Pada 1995, PT Marga Nurindo Bhakti mengambil kredit dari BNI senilai Rp2,5 triliun.

Kredit tersebut pada mulanya ditujukan untuk pembangunan jalan tol JOR-S. Namun, setelah diaudit dana pinjaman yang dipakai untuk pembangunan tol hanya Rp1 triliun. Hingga saat ini belum diketahui sisa dana pinjaman tersebut dialirkan kemana.

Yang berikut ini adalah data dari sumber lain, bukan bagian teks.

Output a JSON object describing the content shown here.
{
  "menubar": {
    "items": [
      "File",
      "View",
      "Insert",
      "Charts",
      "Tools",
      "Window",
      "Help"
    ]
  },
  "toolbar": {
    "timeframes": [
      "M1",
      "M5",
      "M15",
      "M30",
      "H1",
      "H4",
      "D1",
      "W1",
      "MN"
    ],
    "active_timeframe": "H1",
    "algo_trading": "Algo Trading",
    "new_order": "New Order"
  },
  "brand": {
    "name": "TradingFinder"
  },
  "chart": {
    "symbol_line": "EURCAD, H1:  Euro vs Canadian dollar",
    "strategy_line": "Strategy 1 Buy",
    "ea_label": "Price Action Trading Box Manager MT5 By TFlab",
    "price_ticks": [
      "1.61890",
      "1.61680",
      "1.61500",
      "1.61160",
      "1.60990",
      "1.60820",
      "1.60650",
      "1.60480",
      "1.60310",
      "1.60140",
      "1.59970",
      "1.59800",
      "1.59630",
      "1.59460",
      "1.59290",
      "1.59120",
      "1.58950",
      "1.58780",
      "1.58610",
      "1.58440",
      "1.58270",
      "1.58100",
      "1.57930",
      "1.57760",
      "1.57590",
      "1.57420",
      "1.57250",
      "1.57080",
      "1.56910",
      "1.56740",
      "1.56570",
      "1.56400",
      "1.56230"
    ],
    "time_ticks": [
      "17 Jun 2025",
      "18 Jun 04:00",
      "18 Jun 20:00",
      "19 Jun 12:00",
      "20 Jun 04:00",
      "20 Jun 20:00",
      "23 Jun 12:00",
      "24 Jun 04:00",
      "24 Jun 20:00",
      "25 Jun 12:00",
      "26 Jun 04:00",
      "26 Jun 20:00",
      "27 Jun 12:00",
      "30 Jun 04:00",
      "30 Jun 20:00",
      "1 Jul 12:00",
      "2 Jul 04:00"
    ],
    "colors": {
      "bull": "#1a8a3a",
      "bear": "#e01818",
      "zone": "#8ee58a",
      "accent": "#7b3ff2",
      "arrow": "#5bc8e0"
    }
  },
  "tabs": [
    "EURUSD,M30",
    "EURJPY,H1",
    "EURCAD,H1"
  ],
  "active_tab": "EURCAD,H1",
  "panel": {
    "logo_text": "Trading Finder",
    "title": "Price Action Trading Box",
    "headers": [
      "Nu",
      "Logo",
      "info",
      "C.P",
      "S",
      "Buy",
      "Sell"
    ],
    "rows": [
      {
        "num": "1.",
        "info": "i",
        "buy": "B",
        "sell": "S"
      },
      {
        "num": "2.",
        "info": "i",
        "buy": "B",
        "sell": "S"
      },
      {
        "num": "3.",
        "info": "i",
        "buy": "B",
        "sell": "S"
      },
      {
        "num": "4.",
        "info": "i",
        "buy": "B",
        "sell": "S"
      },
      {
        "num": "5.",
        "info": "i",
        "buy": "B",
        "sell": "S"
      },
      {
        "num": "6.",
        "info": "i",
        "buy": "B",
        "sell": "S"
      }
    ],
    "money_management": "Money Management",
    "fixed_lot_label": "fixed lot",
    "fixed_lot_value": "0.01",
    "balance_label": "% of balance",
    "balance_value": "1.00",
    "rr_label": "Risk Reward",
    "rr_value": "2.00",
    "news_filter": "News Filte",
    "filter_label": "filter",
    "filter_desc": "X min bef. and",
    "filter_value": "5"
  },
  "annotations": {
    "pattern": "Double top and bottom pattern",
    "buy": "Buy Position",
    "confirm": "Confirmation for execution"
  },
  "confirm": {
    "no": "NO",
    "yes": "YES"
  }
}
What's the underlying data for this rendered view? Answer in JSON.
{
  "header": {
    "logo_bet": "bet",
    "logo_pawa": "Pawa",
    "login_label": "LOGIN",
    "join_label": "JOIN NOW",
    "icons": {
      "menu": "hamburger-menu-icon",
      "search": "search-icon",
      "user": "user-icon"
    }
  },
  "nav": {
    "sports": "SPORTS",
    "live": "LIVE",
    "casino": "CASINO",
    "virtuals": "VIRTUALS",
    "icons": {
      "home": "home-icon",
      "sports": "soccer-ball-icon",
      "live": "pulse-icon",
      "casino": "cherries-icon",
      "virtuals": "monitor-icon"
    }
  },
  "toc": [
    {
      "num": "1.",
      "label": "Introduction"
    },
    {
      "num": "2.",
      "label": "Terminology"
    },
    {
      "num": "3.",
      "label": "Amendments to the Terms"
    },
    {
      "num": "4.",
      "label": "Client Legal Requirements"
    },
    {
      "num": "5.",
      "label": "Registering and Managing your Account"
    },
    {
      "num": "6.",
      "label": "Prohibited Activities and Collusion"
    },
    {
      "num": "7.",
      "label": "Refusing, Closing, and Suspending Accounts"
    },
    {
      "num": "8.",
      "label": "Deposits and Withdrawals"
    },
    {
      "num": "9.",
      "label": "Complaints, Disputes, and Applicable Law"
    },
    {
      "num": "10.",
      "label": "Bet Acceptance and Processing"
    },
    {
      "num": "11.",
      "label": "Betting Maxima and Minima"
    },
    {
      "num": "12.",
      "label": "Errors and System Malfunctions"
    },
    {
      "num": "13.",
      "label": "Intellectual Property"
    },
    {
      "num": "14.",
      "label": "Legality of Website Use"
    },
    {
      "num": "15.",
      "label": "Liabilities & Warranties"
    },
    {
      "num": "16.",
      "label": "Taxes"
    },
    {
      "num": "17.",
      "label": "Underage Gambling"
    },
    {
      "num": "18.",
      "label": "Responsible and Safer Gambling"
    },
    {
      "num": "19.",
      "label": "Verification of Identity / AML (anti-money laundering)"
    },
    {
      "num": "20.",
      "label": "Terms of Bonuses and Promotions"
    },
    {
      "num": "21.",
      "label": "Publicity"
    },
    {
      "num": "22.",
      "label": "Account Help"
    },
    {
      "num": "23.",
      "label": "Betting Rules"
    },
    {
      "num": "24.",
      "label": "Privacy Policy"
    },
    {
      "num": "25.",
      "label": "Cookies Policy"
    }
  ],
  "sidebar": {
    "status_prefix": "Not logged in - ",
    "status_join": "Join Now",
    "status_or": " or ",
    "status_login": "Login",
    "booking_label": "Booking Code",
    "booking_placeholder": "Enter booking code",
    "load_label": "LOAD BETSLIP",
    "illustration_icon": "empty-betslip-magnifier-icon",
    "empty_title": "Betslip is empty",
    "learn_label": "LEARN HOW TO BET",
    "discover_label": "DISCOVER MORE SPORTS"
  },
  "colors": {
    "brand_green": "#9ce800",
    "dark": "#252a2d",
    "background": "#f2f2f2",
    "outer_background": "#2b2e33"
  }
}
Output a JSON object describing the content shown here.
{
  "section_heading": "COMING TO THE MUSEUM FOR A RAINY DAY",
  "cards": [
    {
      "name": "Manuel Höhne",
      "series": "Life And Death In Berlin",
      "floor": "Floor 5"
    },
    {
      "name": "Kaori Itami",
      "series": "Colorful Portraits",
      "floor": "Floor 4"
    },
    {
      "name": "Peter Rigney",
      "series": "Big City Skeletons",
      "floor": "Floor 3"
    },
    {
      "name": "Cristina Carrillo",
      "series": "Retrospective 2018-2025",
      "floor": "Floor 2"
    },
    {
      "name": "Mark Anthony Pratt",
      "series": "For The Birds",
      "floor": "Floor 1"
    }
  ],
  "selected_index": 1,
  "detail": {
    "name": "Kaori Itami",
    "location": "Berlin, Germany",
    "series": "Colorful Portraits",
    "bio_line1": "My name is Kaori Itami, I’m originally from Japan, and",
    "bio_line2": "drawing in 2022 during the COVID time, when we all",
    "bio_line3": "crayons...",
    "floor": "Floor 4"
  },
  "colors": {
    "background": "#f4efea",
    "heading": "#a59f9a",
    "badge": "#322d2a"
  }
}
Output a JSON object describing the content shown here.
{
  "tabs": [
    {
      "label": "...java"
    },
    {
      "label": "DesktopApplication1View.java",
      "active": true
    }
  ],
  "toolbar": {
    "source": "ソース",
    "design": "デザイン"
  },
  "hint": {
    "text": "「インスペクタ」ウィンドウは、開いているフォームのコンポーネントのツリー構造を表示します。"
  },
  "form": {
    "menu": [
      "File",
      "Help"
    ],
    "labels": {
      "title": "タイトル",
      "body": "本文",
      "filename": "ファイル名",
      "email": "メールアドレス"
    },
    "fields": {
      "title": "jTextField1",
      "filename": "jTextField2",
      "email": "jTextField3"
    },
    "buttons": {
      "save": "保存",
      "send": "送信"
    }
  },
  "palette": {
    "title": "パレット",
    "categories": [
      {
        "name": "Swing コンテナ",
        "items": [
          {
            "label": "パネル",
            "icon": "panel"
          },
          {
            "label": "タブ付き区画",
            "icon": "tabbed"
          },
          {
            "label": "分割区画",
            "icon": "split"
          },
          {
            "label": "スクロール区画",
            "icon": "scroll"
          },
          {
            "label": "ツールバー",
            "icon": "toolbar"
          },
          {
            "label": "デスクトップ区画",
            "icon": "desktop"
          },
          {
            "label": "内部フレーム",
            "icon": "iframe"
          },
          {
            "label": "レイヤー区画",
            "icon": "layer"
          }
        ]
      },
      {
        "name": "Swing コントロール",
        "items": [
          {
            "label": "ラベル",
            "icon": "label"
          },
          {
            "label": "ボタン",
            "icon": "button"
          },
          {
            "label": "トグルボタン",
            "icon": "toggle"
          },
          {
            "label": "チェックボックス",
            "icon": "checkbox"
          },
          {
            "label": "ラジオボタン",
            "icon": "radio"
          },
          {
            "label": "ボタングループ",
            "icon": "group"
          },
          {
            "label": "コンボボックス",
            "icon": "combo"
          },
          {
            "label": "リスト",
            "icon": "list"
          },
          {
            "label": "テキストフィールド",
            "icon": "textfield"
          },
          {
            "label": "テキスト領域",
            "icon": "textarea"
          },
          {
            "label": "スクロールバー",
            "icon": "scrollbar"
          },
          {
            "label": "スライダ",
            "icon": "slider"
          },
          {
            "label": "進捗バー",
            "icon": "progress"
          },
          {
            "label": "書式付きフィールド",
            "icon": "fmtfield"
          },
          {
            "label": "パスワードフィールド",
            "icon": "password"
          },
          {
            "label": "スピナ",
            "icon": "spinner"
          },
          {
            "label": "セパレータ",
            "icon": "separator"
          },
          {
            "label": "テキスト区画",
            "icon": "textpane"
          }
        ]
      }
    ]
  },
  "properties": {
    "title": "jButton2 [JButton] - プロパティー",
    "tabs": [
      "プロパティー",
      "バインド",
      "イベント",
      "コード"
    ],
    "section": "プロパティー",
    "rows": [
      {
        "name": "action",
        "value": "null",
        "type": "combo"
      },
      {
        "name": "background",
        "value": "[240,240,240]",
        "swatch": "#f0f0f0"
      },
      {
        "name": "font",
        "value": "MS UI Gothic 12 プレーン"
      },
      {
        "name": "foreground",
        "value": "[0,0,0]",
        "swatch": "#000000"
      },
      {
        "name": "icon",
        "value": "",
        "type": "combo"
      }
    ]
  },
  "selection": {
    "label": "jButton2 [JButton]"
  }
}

Pada1994-1998, secara bertahap Direktur PT Marga Nurindo Bhakti, Joko Ramiadji bekerja sama dengan PT Hutama Karya, menerbitkan commercial paper (CP) senilai Rp 1,2 triliun.

Ternyata CP yang diterbitkan palsu dan PT Hutama Karya adalah oknum yang dirugikan dalam hal ini. Namun berdasarkan audit dana pembangunan tol bukan berasal dari CP palsu ini.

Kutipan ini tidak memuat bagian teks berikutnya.